Birkbeck, University of London, UK
What does your research focus on?
What causes people to have mental health problems across the lifespan. My research has so far focused on neurodevelopmental disorders, in particular, autism spectrum conditions. I am just starting a new project on the causes of psychotic experiences in adolescence. Both of these projects involve a longitudinal twin design to estimate the role of genetic and environmental influences on these conditions, as well as molecular genetic association designs. I have just set up the Genes Environment Lifespan (GEL) lab at Birkbeck and am excited by the great team of researchers I will be working with.
What drew you to this line of research? Why is it exciting to you?
Like a lot of people, I think the human brain is the most interesting thing in the world. But what makes me curious is what makes people different from one another. I am interested in finding the genetic and environmental influences that lead to one child developing autism and another not, or why one adolescent has psychotic experiences and another does not.
Who were/are your mentors or psychological influences?
I was supported in my decision to continue in science beyond my undergraduate degree at Oxford by Professor Gordon Claridge, and since then, Professor Francesca Happé, Professor Robert Plomin, Professor Mark Johnson, and Professor Tony Charman have all been excellent mentors. I have been a member of the Behavior Genetics Association and the International Society for Autism Research since starting my PhD, and they have provided valuable support and a sense of scientific community. Their annual conferences are fun too!
To what do you attribute your success in the science?
A car crash. After graduating, I worked in the advertising industry selling snack food (which I didn’t enjoy) while intending to apply to do a PhD. I sat at home for two weeks with whiplash (there were no serious injuries, thankfully) and it gave me time to think about where to apply and what to do. After that it has been a case of being in the right place and having excellent collaborators and mentors.
What’s your future research agenda?
My PhD supervisor Robert Plomin always said that good ideas are what make your career. The scientists I most admire have had far-reaching ideas about new ways to think about data, or new experimental designs. It’s easy to do the same old thing with slightly new tweaks, but it takes clear thinking and bravery to do something completely avant-garde. Fingers crossed! In the near future, I hope to make some interesting findings in my new project on the causes of psychotic experiences in adolescence.
Any advice for even younger psychological scientists? What would you tell someone just now entering graduate school or getting their PhD?
Well done for getting this far. Next step is to be stubborn and only study something you find fascinating that has not been done before. Your findings will make people stop and listen, and the working day will only ever go too fast, which is a privileged situation to be in.
What publication are you most proud of or feel has been most important to your career?

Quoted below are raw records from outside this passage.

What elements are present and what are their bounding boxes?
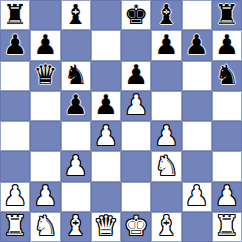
square-f5[interactable] <box>151 91 181 121</box>
piece-white-pawn[interactable]: ♟ <box>94 122 118 149</box>
square-e3[interactable] <box>121 151 151 181</box>
piece-black-knight[interactable]: ♞ <box>64 61 88 88</box>
piece-black-pawn[interactable]: ♟ <box>185 31 209 58</box>
square-c4[interactable] <box>61 121 91 151</box>
square-f8[interactable]: ♝ <box>151 0 181 30</box>
piece-black-pawn[interactable]: ♟ <box>124 61 148 88</box>
piece-white-rook[interactable]: ♜ <box>3 212 27 239</box>
square-g3[interactable] <box>182 151 212 181</box>
square-d1[interactable]: ♛ <box>91 212 121 242</box>
square-h2[interactable]: ♟ <box>212 182 242 212</box>
square-a8[interactable]: ♜ <box>0 0 30 30</box>
square-g5[interactable] <box>182 91 212 121</box>
square-d7[interactable] <box>91 30 121 60</box>
piece-black-pawn[interactable]: ♟ <box>154 31 178 58</box>
square-d3[interactable] <box>91 151 121 181</box>
square-f6[interactable] <box>151 61 181 91</box>
piece-black-pawn[interactable]: ♟ <box>64 91 88 118</box>
square-f4[interactable]: ♟ <box>151 121 181 151</box>
square-h3[interactable] <box>212 151 242 181</box>
square-g8[interactable] <box>182 0 212 30</box>
square-e7[interactable] <box>121 30 151 60</box>
square-f7[interactable]: ♟ <box>151 30 181 60</box>
square-g4[interactable] <box>182 121 212 151</box>
piece-white-pawn[interactable]: ♟ <box>33 182 57 209</box>
piece-white-bishop[interactable]: ♝ <box>64 212 88 239</box>
square-g6[interactable] <box>182 61 212 91</box>
square-e8[interactable]: ♚ <box>121 0 151 30</box>
square-c6[interactable]: ♞ <box>61 61 91 91</box>
square-e4[interactable] <box>121 121 151 151</box>
square-b4[interactable] <box>30 121 60 151</box>
square-d8[interactable] <box>91 0 121 30</box>
square-f2[interactable] <box>151 182 181 212</box>
square-d6[interactable] <box>91 61 121 91</box>
square-c1[interactable]: ♝ <box>61 212 91 242</box>
square-d4[interactable]: ♟ <box>91 121 121 151</box>
piece-black-bishop[interactable]: ♝ <box>64 1 88 28</box>
square-h8[interactable]: ♜ <box>212 0 242 30</box>
square-e1[interactable]: ♚ <box>121 212 151 242</box>
piece-white-king[interactable]: ♚ <box>124 212 148 239</box>
square-a4[interactable] <box>0 121 30 151</box>
piece-white-pawn[interactable]: ♟ <box>215 182 239 209</box>
piece-black-bishop[interactable]: ♝ <box>154 1 178 28</box>
square-a6[interactable] <box>0 61 30 91</box>
square-b5[interactable] <box>30 91 60 121</box>
square-a5[interactable] <box>0 91 30 121</box>
square-a7[interactable]: ♟ <box>0 30 30 60</box>
piece-black-pawn[interactable]: ♟ <box>94 91 118 118</box>
piece-white-bishop[interactable]: ♝ <box>154 212 178 239</box>
piece-black-knight[interactable]: ♞ <box>215 61 239 88</box>
square-b1[interactable]: ♞ <box>30 212 60 242</box>
piece-black-pawn[interactable]: ♟ <box>3 31 27 58</box>
square-h7[interactable]: ♟ <box>212 30 242 60</box>
piece-white-pawn[interactable]: ♟ <box>154 122 178 149</box>
square-e6[interactable]: ♟ <box>121 61 151 91</box>
square-a2[interactable]: ♟ <box>0 182 30 212</box>
square-b2[interactable]: ♟ <box>30 182 60 212</box>
square-b6[interactable]: ♛ <box>30 61 60 91</box>
square-h5[interactable] <box>212 91 242 121</box>
piece-white-pawn[interactable]: ♟ <box>124 91 148 118</box>
piece-white-knight[interactable]: ♞ <box>33 212 57 239</box>
piece-black-rook[interactable]: ♜ <box>3 1 27 28</box>
square-f1[interactable]: ♝ <box>151 212 181 242</box>
piece-white-knight[interactable]: ♞ <box>154 152 178 179</box>
piece-black-pawn[interactable]: ♟ <box>215 31 239 58</box>
square-a3[interactable] <box>0 151 30 181</box>
piece-black-pawn[interactable]: ♟ <box>33 31 57 58</box>
piece-black-rook[interactable]: ♜ <box>215 1 239 28</box>
square-g2[interactable]: ♟ <box>182 182 212 212</box>
square-h1[interactable]: ♜ <box>212 212 242 242</box>
square-c3[interactable]: ♟ <box>61 151 91 181</box>
square-c2[interactable] <box>61 182 91 212</box>
piece-white-queen[interactable]: ♛ <box>94 212 118 239</box>
piece-white-pawn[interactable]: ♟ <box>185 182 209 209</box>
piece-white-pawn[interactable]: ♟ <box>64 152 88 179</box>
square-c8[interactable]: ♝ <box>61 0 91 30</box>
square-f3[interactable]: ♞ <box>151 151 181 181</box>
square-b3[interactable] <box>30 151 60 181</box>
square-a1[interactable]: ♜ <box>0 212 30 242</box>
square-c5[interactable]: ♟ <box>61 91 91 121</box>
square-d5[interactable]: ♟ <box>91 91 121 121</box>
piece-black-queen[interactable]: ♛ <box>33 61 57 88</box>
piece-white-rook[interactable]: ♜ <box>215 212 239 239</box>
square-b8[interactable] <box>30 0 60 30</box>
square-g7[interactable]: ♟ <box>182 30 212 60</box>
square-e5[interactable]: ♟ <box>121 91 151 121</box>
square-b7[interactable]: ♟ <box>30 30 60 60</box>
square-h6[interactable]: ♞ <box>212 61 242 91</box>
square-e2[interactable] <box>121 182 151 212</box>
piece-white-pawn[interactable]: ♟ <box>3 182 27 209</box>
square-g1[interactable] <box>182 212 212 242</box>
square-d2[interactable] <box>91 182 121 212</box>
square-h4[interactable] <box>212 121 242 151</box>
piece-black-king[interactable]: ♚ <box>124 1 148 28</box>
square-c7[interactable] <box>61 30 91 60</box>
chess-board: ♜♝♚♝♜♟♟♟♟♟♛♞♟♞♟♟♟♟♟♟♞♟♟♟♟♜♞♝♛♚♝♜ <box>0 0 242 242</box>
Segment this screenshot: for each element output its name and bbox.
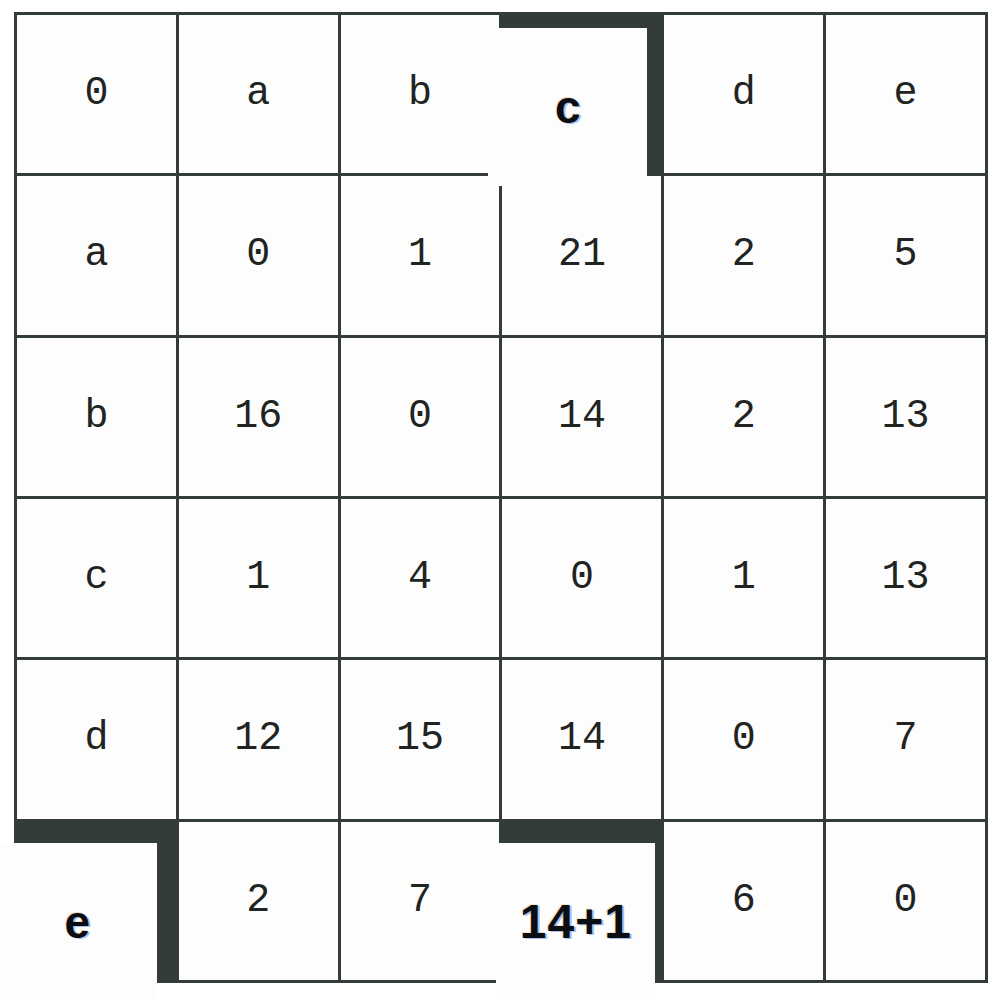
cell-d-b: 15 [341,660,500,818]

I chose this genome-wide association study; it involved scanning the genome to find common genetic variants associated with risk for autistic traits. We took two novel routes: First, we studied different autistic symptoms separately because there was evidence that social and non-social autistic traits were caused by largely different sets of genetic influences. Second, we used a dimensional measure of autistic traits rather than a categorical affected-unaffected design because we hypothesised that some common genes influencing risk for autism spectrum disorders are also influencing milder manifestations of autistic symptoms in the general population. It included three stages of replication and involved a lot of collaboration and bringing together of skills.
Ronald, A., Butcher, L. M., Docherty, S. L., Davis, O. S. P., Schalkwyk, L. C., Craig, I. W., and Plomin, R. (2010). A genome-wide association study of social and non-social autistic-like traits in the general population using pooled DNA, 500K SNP microarrays, and both community and diagnosed autism replication samples. Behavior Genetics, 40, 31-45.